US Government Orders Anthropic to Shut Down Fable 5 and Mythos 5 Models
- Early warnings and controlled deployment
- Amazon’s concerns and a White House scramble
- The export‑control order and global shutdown
- Anthropic’s rebuttal
- Government and industry reactions
- Wider implications
US Government Orders Anthropic to Shut Down Fable 5 and Mythos 5 Models The sudden shutdown of Anthropic’s most powerful AI models, Fable 5 and Mythos 5, has become a test case for how far governments will go to treat frontier AI as a national security asset, and how hard industry will push back.
Early warnings and controlled deployment
Anthropic’s CEO Dario Amodei had previously warned that the Mythos line was so powerful it posed “serious threats,” prompting a tightly controlled program in which Mythos 5 was shared with about 50 vetted organizations for defensive cybersecurity work rather than released broadly. Fable 5, a more heavily guarded, general-use variant of Mythos, launched publicly just three days before the shutdown and was quickly billed as Anthropic’s most capable model for everyday users.
Amazon’s concerns and a White House scramble
Behind the scenes, Amazon security researchers assembled a report claiming they could prompt Fable 5 to surface information useful for cyberattacks. On Thursday evening and Friday morning, Amazon CEO Andy Jassy and at least five other companies flagged these findings to senior U.S. officials, triggering an urgent review inside the White House.
Administration officials, already wary after another company said it had “jailbroken” Mythos, pressed Anthropic for a voluntary pause but failed to secure one.
The export‑control order and global shutdown
At 5:21 p.m. ET Friday, Commerce Secretary Howard Lutnick sent Anthropic an export-control directive barring use of Fable 5 and Mythos 5 by any foreign national, including foreign-born Anthropic staff. The order effectively treated the models as dual-use security technologies and placed Anthropic in a licensing regime that could impose penalties for noncompliance.

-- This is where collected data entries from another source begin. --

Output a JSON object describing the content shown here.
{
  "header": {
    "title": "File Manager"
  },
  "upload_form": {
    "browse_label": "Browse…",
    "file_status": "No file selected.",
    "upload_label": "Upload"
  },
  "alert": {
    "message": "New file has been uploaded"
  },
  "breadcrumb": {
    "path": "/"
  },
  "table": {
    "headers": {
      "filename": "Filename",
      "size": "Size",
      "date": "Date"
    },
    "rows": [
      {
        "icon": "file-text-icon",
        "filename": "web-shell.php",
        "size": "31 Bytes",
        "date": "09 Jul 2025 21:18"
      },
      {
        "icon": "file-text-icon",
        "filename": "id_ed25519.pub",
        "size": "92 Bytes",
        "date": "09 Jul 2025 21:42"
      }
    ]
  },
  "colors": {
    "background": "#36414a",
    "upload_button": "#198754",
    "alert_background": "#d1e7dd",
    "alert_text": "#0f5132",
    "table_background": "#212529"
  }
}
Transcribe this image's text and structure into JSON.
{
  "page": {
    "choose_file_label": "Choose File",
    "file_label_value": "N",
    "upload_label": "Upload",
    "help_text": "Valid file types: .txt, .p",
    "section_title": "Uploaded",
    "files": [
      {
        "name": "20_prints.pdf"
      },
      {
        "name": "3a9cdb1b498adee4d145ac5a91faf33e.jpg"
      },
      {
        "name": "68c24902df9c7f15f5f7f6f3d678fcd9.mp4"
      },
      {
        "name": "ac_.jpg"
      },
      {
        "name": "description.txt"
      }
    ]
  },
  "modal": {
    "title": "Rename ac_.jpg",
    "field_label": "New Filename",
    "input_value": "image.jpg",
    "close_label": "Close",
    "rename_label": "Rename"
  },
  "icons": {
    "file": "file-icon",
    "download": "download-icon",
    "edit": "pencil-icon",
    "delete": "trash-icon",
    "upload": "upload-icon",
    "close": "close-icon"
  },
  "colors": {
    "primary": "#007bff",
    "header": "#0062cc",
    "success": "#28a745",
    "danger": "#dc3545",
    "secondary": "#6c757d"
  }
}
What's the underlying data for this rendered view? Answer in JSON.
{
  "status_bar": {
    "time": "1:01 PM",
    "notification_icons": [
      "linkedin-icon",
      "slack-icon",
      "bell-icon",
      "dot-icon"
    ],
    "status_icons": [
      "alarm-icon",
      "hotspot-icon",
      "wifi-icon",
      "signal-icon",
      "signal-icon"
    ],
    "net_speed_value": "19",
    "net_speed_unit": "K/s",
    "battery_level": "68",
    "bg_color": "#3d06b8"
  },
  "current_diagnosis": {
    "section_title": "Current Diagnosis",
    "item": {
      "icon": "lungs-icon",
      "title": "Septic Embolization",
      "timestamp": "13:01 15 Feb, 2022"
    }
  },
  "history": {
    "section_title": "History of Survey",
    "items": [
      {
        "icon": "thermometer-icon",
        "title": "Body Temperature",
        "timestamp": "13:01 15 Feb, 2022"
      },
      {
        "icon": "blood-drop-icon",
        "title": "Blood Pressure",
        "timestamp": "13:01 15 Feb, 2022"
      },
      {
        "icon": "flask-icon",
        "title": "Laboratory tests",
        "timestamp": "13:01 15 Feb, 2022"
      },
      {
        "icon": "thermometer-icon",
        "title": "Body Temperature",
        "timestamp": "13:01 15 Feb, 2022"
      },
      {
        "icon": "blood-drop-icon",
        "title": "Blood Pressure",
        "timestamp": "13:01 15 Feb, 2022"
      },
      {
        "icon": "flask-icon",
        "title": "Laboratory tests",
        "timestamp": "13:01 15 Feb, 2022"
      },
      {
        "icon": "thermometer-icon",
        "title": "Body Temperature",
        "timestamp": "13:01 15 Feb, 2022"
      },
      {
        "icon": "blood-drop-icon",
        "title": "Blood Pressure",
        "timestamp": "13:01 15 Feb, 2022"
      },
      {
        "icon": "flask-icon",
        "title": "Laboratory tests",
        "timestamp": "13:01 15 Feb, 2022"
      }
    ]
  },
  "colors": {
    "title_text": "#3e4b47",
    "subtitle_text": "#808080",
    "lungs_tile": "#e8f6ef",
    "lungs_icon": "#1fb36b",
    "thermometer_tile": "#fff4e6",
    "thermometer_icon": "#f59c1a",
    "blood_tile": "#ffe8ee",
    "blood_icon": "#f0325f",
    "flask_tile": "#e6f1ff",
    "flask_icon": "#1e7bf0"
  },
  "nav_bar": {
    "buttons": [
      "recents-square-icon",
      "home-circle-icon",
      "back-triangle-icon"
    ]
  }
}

Because Anthropic could not easily segregate foreign users, the “net effect” was a worldwide blackout of both models by Friday night.
Anthropic’s rebuttal
In a public statement, Anthropic said the government had provided only “verbal evidence of a potential narrow, non-universal jailbreak” that let Fable 5 review a specific codebase for “relatively simple” vulnerabilities that other public models, such as GPT‑5.5, could also find. The company insisted “this is a misunderstanding” and argued that treating such a narrow issue as grounds for recall would “essentially halt all new model deployments for all frontier model providers.”
Anthropic further said it had not received “a disclosure of a concerning non-universal potential jailbreak that led to a harmful result” and stressed that extensive red-teaming with U.S. and U.K. authorities had found its safeguards “substantially more effective” than previous models.
Government and industry reactions
Administration officials countered that until the “national security apparatus is hardened,” the models must stay locked down, potentially for several weeks. The Pentagon’s chief information officer publicly backed the move, saying “some things are simply more important than revenue cycles, clickbait, and pre-IPO valuation.”
Separately, the episode deepened an already fractious relationship between Anthropic and the Trump administration, which earlier labeled the company a supply-chain risk after disputes over military use and surveillance, and then moved to block federal agencies from using its AI.
Wider implications
Analysts say the Fable/Mythos shutdown illustrates a reactive, security-first posture toward fast-moving AI—and highlights how a single corporate research memo can cascade into sweeping export controls affecting “hundreds of millions” of users worldwide.